Over a quarter million African men were conscripted from Kenya, Tanzania, Malawi and Uganda under the King’s African Rifles. These soldiers fought in Europe, Africa and against the Japanese in far East countries. Although there has been not much recognition, The KAR were instrumental in putting an end to the Second World War. 

African soldiers, like New Zealand soldiers, fought against tyranny and racial supremacy 75 years ago. Unlike Pakeha New Zealanders, Africans fought for those who treated them as second class citizens in their homeland. These land-grabbers were worth fighting for. If Hitler had won it would not only be lands but lives would be at stake, given the Nazi’s genocide against millions of Jews and other racial groups considered to be inferior. 

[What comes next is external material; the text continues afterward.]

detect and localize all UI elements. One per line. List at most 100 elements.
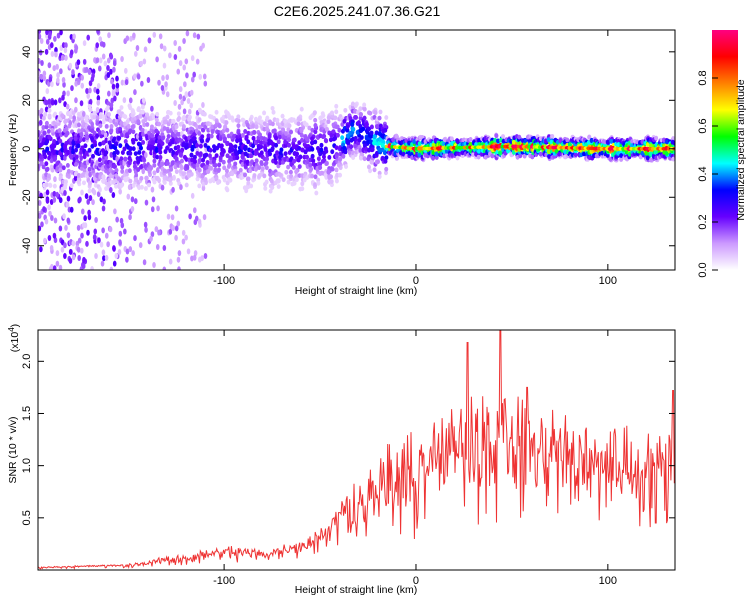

Today, racial superiority has reared its head in New Zealand’s shores in the form of the murder of 51 Muslim worshipers in Christchurch. Many believed the killer was motivated by hatred toward the Muslim community, considered to be ‘others’ by him and those who share his views.  The hate that was conquered 75 years ago, did not triumph. But neither has it gone away.

New Zealand’s response towards the massacre was as, the Imam of Al-Noor Mosque called it, extra-ordinary. The victims of the massacre received millions of dollars from New Zealanders. The governing parties and the Opposition rallied behind the Prime Minister Jacinda Arden to pass laws to abolish weapons of similar nature that were used to commit the heinous crime. 

Many around the world were amazed by the swift steps New Zealanders and their leadership took. African countries who have grappled with legacy of racial supremacy and violence were equally appreciative of New Zealand’s response. For both Africans and New Zealanders, it honours the sacrifices made by their sons, 75 years ago in the deserts of Al-Alamein, the jungles of Burma and the rainforests of Malaya.  

Abdul Mohamud is a Freelance writer on Culture and African Affairs. 

Disclaimer: These opinions in this article are my own and do not express the views of my employer or any other organisation I’m involved in.